Phnom Penh ne parvient pas à retrouver les niveaux touristiques pré-Covid
Sur le plan touristique, les visiteurs étrangers venaient chaque année par millions au Cambodge jusqu’à la fin de l’année 2019, avant la pandémie de Covid-19, et les autorités de Phnom Penh ont attendu leur retour en vain. La baisse du nombre de touristes chinois au Cambodge peut être liée à l’économie chinoise affaiblie, mais aussi parce que Pékin est irrité vis-à-vis du Cambodge à cause de son échec à mettre fin au trafic humain et à l’esclavage moderne – un point qui a été rendu très clair par les censeurs officiels chinois, qui ont approuvé la sortie du film No More Bets.
Celui-ci raconte l’histoire d’un couple chinois trompé par des offres de travail alléchantes en Asie du Sud-Est, qui devient la proie de trafiquants et forcé de travailler dans des centres d’escroquerie en ligne tenus par des syndicats criminels. Les autorités chinoises ont refusé une demande du Cambodge de faire interdire le film.
Selon le site booking.com, le taux d’occupation hôtelière à Phnom Penh est à peu près le même que l’an dernier, alors que le monde sortait encore de la pandémie. Entre janvier et octobre 2023, les entrées touristiques dans les célèbres temples d’Angkor Wat ont chuté de 66 % par rapport aux niveaux prépandémie.
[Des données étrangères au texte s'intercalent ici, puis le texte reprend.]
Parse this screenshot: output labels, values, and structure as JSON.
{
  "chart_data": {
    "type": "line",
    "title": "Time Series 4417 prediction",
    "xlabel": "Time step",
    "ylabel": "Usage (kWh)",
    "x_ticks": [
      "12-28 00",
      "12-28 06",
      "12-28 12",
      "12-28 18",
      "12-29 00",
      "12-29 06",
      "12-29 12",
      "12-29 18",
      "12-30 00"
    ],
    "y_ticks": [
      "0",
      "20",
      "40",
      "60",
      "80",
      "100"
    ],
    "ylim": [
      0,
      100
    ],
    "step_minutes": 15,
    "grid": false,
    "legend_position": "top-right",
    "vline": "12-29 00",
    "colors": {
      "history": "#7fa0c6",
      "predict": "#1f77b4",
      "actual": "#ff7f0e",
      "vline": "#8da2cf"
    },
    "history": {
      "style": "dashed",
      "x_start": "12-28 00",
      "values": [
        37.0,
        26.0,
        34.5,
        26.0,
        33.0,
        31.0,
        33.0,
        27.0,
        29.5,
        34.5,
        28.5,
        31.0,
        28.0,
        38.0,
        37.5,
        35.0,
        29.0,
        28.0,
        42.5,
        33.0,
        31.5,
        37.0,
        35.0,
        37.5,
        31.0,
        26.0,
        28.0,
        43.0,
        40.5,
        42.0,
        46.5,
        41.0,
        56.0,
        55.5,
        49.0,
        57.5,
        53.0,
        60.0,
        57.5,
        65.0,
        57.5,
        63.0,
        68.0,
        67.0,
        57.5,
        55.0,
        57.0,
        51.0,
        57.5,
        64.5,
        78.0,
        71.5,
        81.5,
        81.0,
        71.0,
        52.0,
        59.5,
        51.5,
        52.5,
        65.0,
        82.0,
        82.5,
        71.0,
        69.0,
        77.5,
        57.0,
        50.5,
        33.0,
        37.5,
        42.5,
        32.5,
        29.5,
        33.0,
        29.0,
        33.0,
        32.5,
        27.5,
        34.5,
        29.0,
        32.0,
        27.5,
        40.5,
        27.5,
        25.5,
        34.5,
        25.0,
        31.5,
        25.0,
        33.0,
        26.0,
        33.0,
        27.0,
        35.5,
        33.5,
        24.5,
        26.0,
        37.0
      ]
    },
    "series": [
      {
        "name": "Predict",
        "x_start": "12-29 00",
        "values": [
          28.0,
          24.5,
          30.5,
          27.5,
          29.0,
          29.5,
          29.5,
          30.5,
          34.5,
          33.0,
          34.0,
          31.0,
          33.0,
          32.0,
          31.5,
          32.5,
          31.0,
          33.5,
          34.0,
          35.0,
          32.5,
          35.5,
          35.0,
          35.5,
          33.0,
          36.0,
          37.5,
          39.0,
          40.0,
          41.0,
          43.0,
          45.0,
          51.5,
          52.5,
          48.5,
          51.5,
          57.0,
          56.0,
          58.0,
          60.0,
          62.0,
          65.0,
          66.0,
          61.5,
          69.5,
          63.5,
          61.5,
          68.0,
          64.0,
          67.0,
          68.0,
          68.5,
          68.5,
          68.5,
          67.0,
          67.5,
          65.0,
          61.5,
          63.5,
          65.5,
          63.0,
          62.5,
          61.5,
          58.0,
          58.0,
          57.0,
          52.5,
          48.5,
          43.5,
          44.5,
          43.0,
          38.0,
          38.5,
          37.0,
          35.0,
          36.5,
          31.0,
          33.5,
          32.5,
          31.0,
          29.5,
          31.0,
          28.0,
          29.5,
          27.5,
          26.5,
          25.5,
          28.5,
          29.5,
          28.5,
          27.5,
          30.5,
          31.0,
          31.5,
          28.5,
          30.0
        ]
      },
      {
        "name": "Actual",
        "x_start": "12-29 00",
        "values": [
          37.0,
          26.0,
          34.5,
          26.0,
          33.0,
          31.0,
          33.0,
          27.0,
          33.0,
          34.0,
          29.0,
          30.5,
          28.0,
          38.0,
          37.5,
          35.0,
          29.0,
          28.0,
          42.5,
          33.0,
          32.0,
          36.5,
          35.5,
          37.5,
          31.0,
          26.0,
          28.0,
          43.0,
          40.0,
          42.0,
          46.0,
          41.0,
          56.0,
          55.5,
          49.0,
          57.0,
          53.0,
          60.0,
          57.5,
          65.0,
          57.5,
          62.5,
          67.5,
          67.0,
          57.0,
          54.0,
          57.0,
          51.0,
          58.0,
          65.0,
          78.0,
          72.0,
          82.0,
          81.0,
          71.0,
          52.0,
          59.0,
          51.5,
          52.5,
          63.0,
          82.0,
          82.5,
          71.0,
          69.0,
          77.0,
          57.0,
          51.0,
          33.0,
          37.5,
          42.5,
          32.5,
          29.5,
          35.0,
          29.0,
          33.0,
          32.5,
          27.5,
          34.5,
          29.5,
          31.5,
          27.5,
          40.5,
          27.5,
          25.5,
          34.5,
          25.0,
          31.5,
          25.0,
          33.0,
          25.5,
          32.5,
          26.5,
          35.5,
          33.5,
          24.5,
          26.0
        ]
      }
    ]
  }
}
Des chiffres décevants alors que le secteur du tourisme, à son plus haut niveau, employait plus de 600 000 personnes (dont une majorité de femmes) et représentait 12 % du PIB.
« Durant des années, le Cambodge a tout misé sur la Chine »
Au Cambodge, près de 80 % de la population vit de l’économie informelle, et plus de la moitié de la main-d’œuvre nationale dépend de l’agriculture. Presque 17 % des Cambodgiens vivent sous le seuil de pauvreté absolue. Selon Bradley Murg, un chercheur de l’institut Pacific Forum, le pays a besoin de diversifier les investissements directs étrangers et les aides étrangères, étant donné l’état affaibli de l’économie chinoise. « Beaucoup ont dit durant des années que le Cambodge a tout misé sur la Chine. Le grand constat de 2023, c’est que l’économie chinoise n’est pas infaillible, et le gouvernement royal du Cambodge reconnaît que le boom économique chinois pré-Covid est fini », explique-t-il.
Enfin, il semble que la nouvelle administration se montre plus ferme vis-à-vis des réseaux de trafiquants humains et d’arnaques en ligne, ce qui pourrait être lié aux élections sénatoriales de février et aux attentes de la Chine. « La Chine reste la priorité, car le Cambodge en dépend pour l’investissement. Le gouvernement sait que cette relation a un prix, même si les avantages dépassent les coûts. Il ne voit pas d’autre option et les progrès économiques restent sa justification pour tout le reste », pense Gordon Conochie.
(Avec Ucanews / Luke Hunt)
Luke Hunt, journaliste depuis plus de trois décennies, est un expert des questions sociopolitiques en Asie de l’Est.